A crime is typically deemed to be “solved” by the police when an arrest has been made and a suspect has been charged with the crime. This is often referred to as a ‘clearance by arrest’.  It can be argued a conviction is not necessary for a crime to be considered solved by the police. The police’s role is to investigate and identify suspects, while the judicial system is responsible for determining guilt or innocence.

But what of a crime where the suspect is found not guilty by a Jury?  More pertinently in Bermuda given recent events, what of a crime in respect of which the jury do not get to deliberate because the Judge intervenes and deems the police have provided insufficient evidence?  It appears reasonable to believe the crime should be considered ‘unsolved’, that if only from the perspective of the victim’s family, the matter is unresolved.

However, often the judicial system’s determination of guilt or innocence is separate from the police’s classification of a crime as solved. An acquittal reflects the court’s decision based on the evidence presented during the trial, but it does not affect the initial clearance of the crime. If new evidence emerges or if another suspect is identified, the police may reopen the investigation. However, this is usually a separate process, and the original clearance status typically remains on record.

While officially the crime may still be considered solved, public perception might differ, especially if the acquitted individual is believed to be innocent. In such cases, the community or the victim’s family might view the crime as unsolved until the actual perpetrator is convicted.

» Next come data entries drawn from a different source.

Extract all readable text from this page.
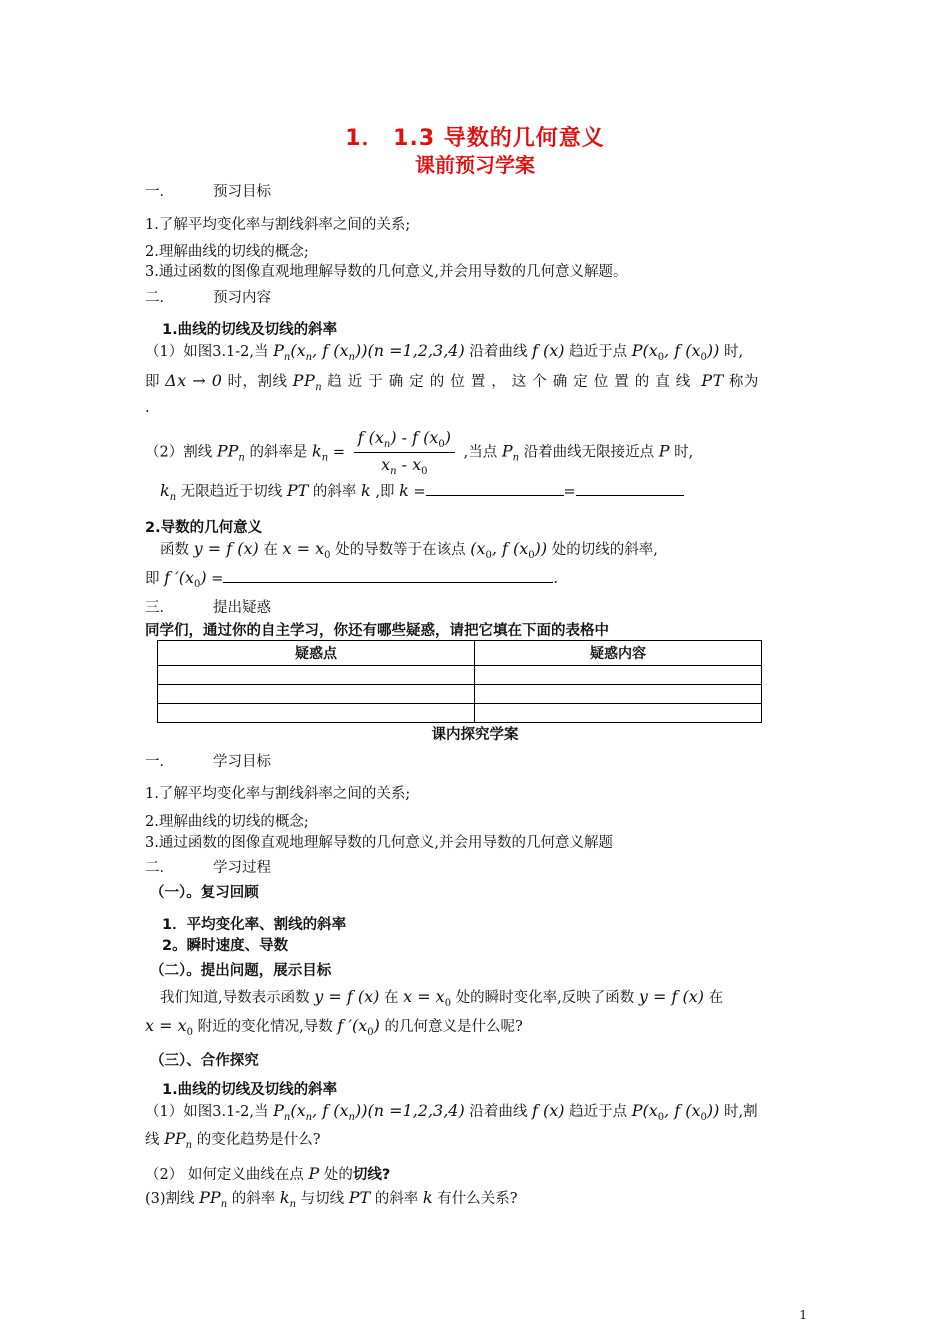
1． 1.3 导数的几何意义
课前预习学案
一．	预习目标
1.了解平均变化率与割线斜率之间的关系;
2.理解曲线的切线的概念;
3.通过函数的图像直观地理解导数的几何意义,并会用导数的几何意义解题。
二．	预习内容
1.曲线的切线及切线的斜率
（1）如图3.1-2,当 $P_n(x_n$, f $(x_n))(n =1,2,3,4)$ 沿着曲线 f (x) 趋近于点 $P(x_0$, f $(x_0)$) 时,
即 Δx → 0 时，割线 $PP_n$ 趋近于确定的位置，这个确定位置的直线 PT 称为
.
（2）割线 $PP_n$ 的斜率是 $k_n = \frac{f (x_n) - f (x_0)}{x_n - x_0}$ ,当点 $P_n$ 沿着曲线无限接近点 P 时,
$k_n$ 无限趋近于切线 PT 的斜率 k ,即 k =	=
2.导数的几何意义
函数 y = f (x) 在 $x = x_0$ 处的导数等于在该点 ($x_0$, f $(x_0)$) 处的切线的斜率,
即 f $'(x_0)$ =	.
三．	提出疑惑
同学们，通过你的自主学习，你还有哪些疑惑，请把它填在下面的表格中
疑惑点	疑惑内容

课内探究学案
一．	学习目标
1.了解平均变化率与割线斜率之间的关系;
2.理解曲线的切线的概念;
3.通过函数的图像直观地理解导数的几何意义,并会用导数的几何意义解题
二．	学习过程
（一）。复习回顾
1．平均变化率、割线的斜率
2。瞬时速度、导数
（二）。提出问题，展示目标
我们知道,导数表示函数 y = f (x) 在 $x = x_0$ 处的瞬时变化率,反映了函数 y = f (x) 在
$x = x_0$ 附近的变化情况,导数 f $'(x_0)$ 的几何意义是什么呢?
（三）、合作探究
1.曲线的切线及切线的斜率
（1）如图3.1-2,当 $P_n(x_n$, f $(x_n))(n =1,2,3,4)$ 沿着曲线 f (x) 趋近于点 $P(x_0$, f $(x_0)$) 时,割
线 $PP_n$ 的变化趋势是什么?
（2） 如何定义曲线在点 P 处的切线?
(3)割线 $PP_n$ 的斜率 $k_n$ 与切线 PT 的斜率 k 有什么关系?
1
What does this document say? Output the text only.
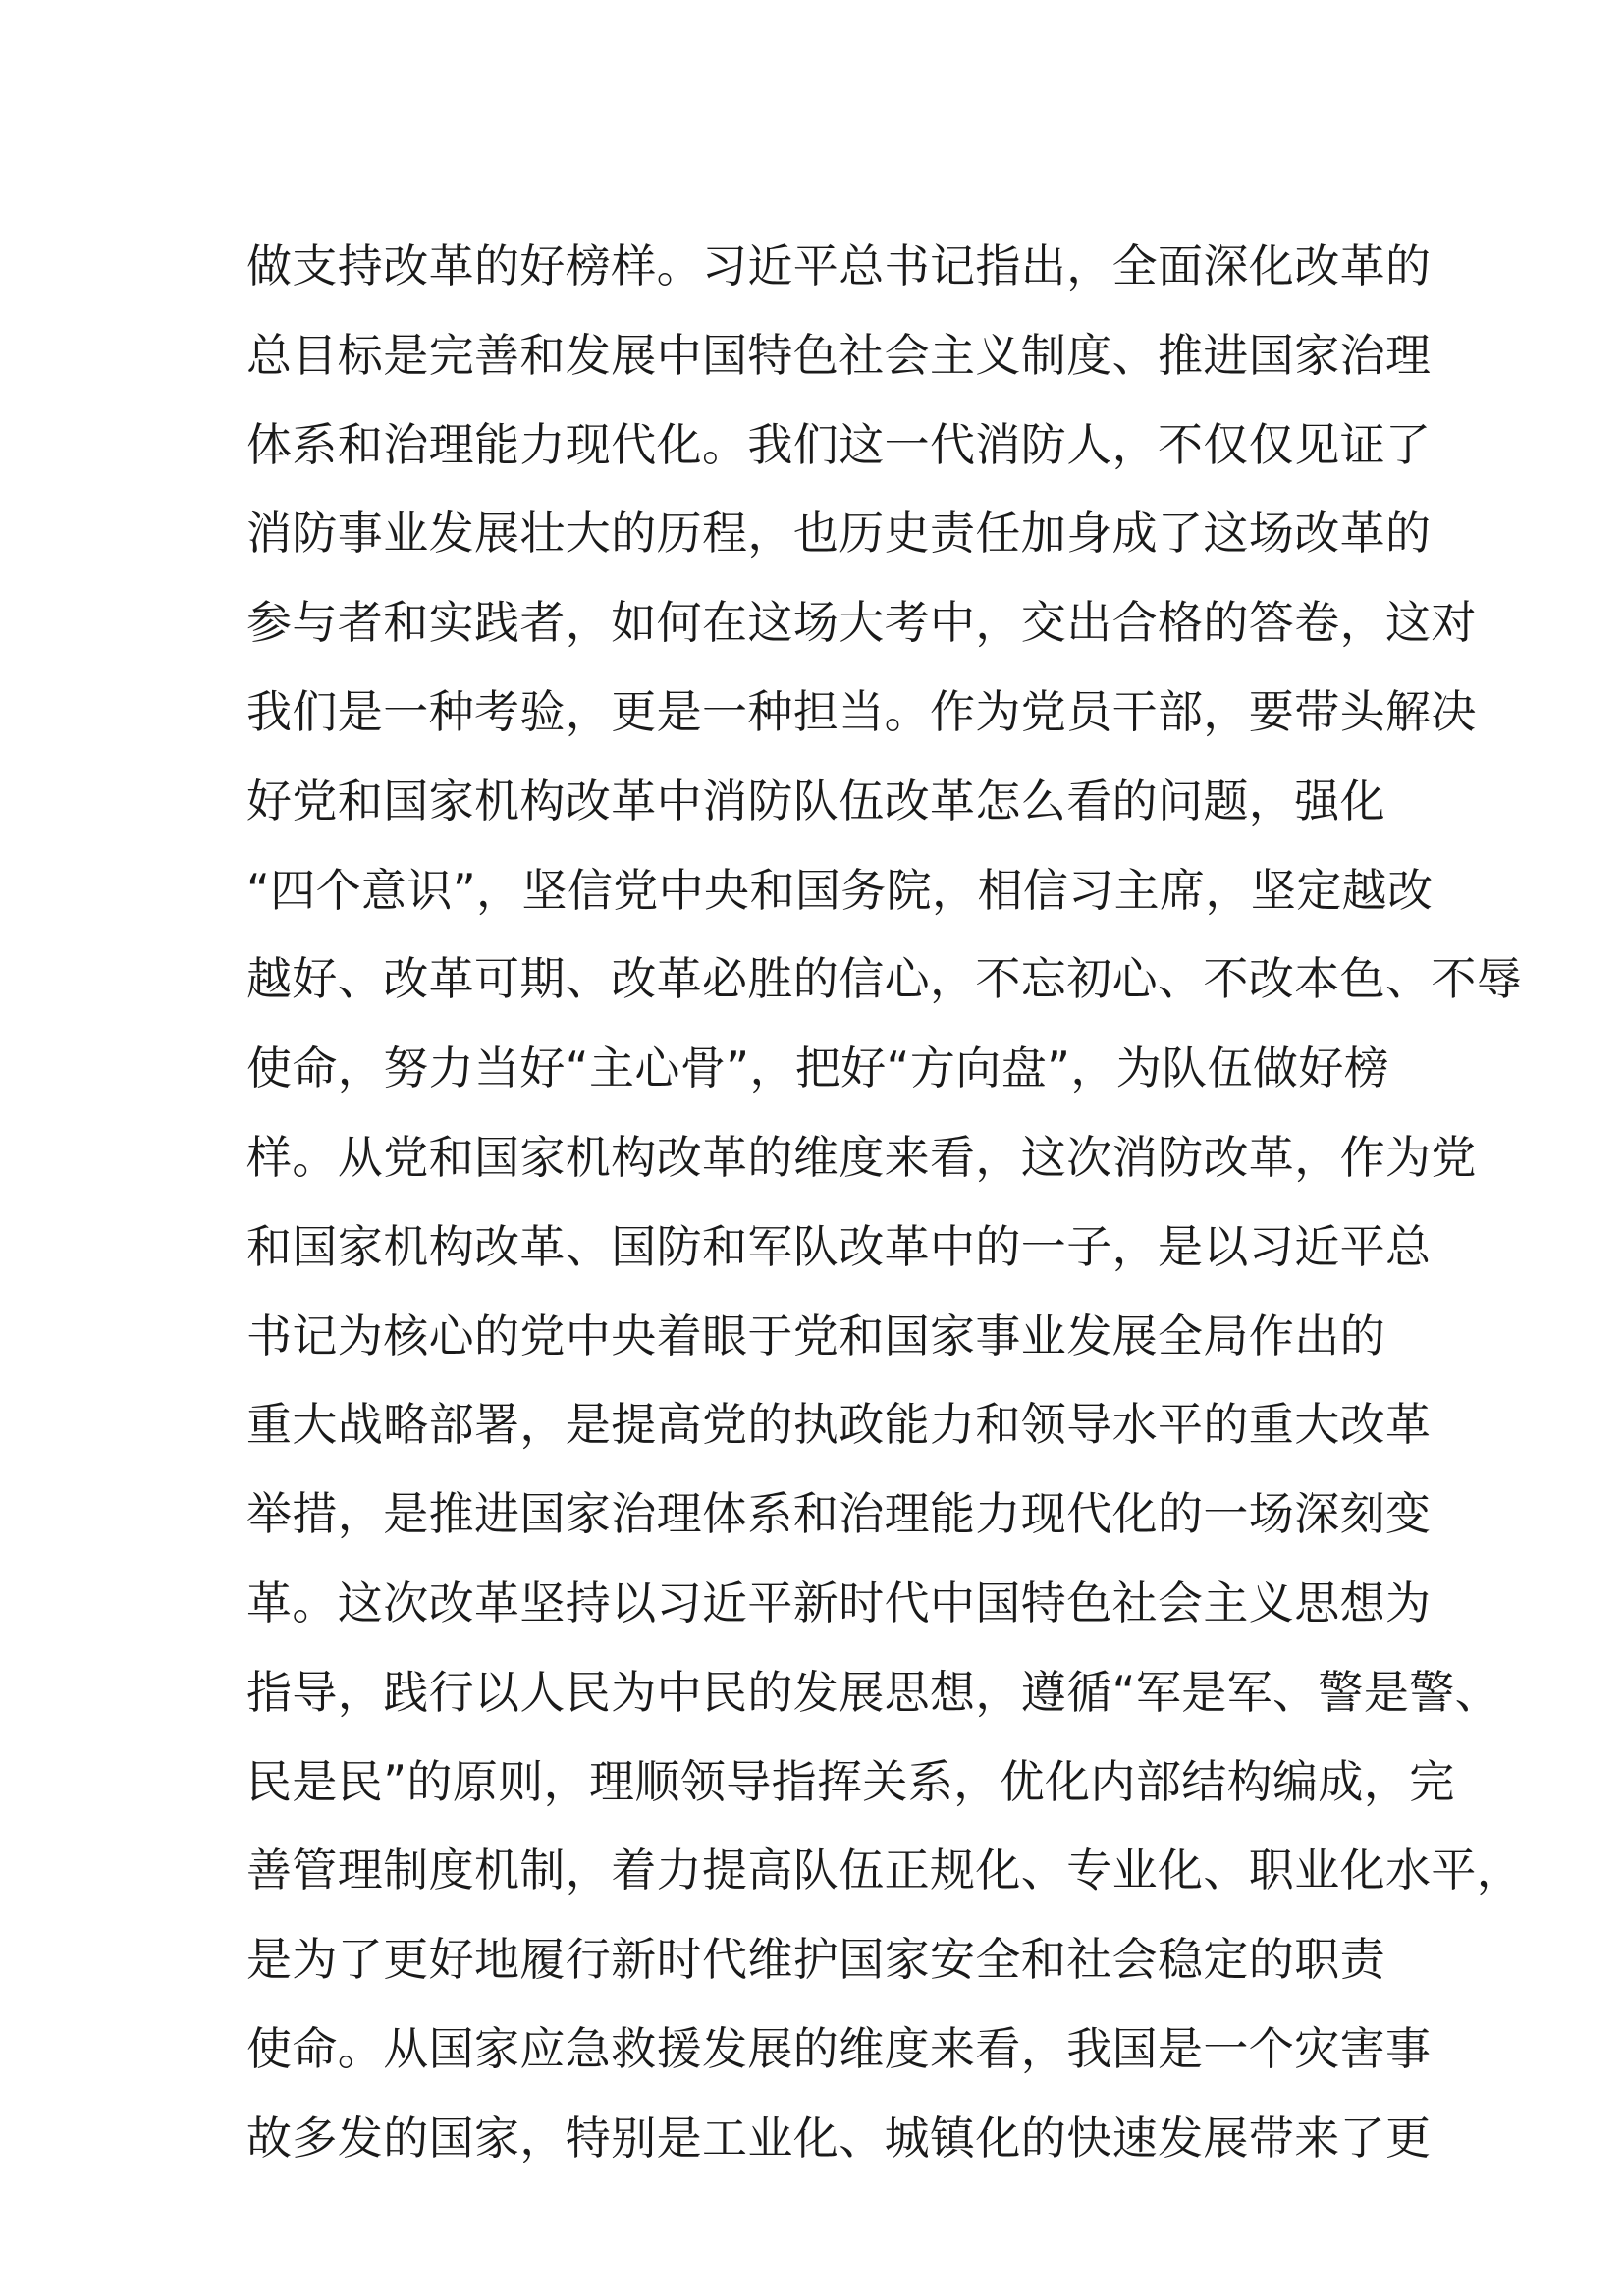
做支持改革的好榜样。习近平总书记指出，全面深化改革的
总目标是完善和发展中国特色社会主义制度、推进国家治理
体系和治理能力现代化。我们这一代消防人，不仅仅见证了
消防事业发展壮大的历程，也历史责任加身成了这场改革的
参与者和实践者，如何在这场大考中，交出合格的答卷，这对
我们是一种考验，更是一种担当。作为党员干部，要带头解决
好党和国家机构改革中消防队伍改革怎么看的问题，强化
“四个意识”，坚信党中央和国务院，相信习主席，坚定越改
越好、改革可期、改革必胜的信心，不忘初心、不改本色、不辱
使命，努力当好“主心骨”，把好“方向盘”，为队伍做好榜
样。从党和国家机构改革的维度来看，这次消防改革，作为党
和国家机构改革、国防和军队改革中的一子，是以习近平总
书记为核心的党中央着眼于党和国家事业发展全局作出的
重大战略部署，是提高党的执政能力和领导水平的重大改革
举措，是推进国家治理体系和治理能力现代化的一场深刻变
革。这次改革坚持以习近平新时代中国特色社会主义思想为
指导，践行以人民为中民的发展思想，遵循“军是军、警是警、
民是民”的原则，理顺领导指挥关系，优化内部结构编成，完
善管理制度机制，着力提高队伍正规化、专业化、职业化水平，
是为了更好地履行新时代维护国家安全和社会稳定的职责
使命。从国家应急救援发展的维度来看，我国是一个灾害事
故多发的国家，特别是工业化、城镇化的快速发展带来了更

In summary, while a murder acquittal does not officially render the crime unsolved in police records, it often prompts continued investigation to seek justice and address public concerns.

01/2024Murder investigation was ‘woeful’ and following a trial in the Supreme Court, Raheem Wray was found not guilty of the murder of Osagi Bascome, a national level footballer, who was murdered in December 2021

05/2024Trio found not guilty of fatal stabbing in 2022. Puisne Judge Juan Wolffe instructed a Supreme Court jury to find Isaiah Smith, Omari Williams and Jaja DeSilva not guilty of the August 2022 murder, concluding there was no evidence on which the jury could find beyond a reasonable doubt the accused killed Marcus Wilson and that on the same day Mr Smith and Mr Williams had a bladed article on their person.

07/2024Charges dropped against Robin Hood murder accused. Acting Puisne Judge Mark Pettingill directed the jury to return a verdict of not guilty because he deemed the case a “circumstantial” one, he concluded that there was no evidence “on which you can find beyond reasonable doubt” that the defendant was guilty.

  • the CCTV evidence was regarded as circumstantial, failed to prove “any evidence against the defendant”.
  • four pieces of gunshot residue evidence, were presented based on the argument that “the Robin Hood shooting was the only shooting to have occurred within the two days of the defendant being arrested”.
  • a single piece of gunshot residue was found on a pair of shoes at the defendant’s residence.
  • the Crown’s evidence on Mr Akinstall being part of a gang “amounts to hearsay” .
  • the gait evidence presented  could not support the identification of the defendant as the individual who committed the crime.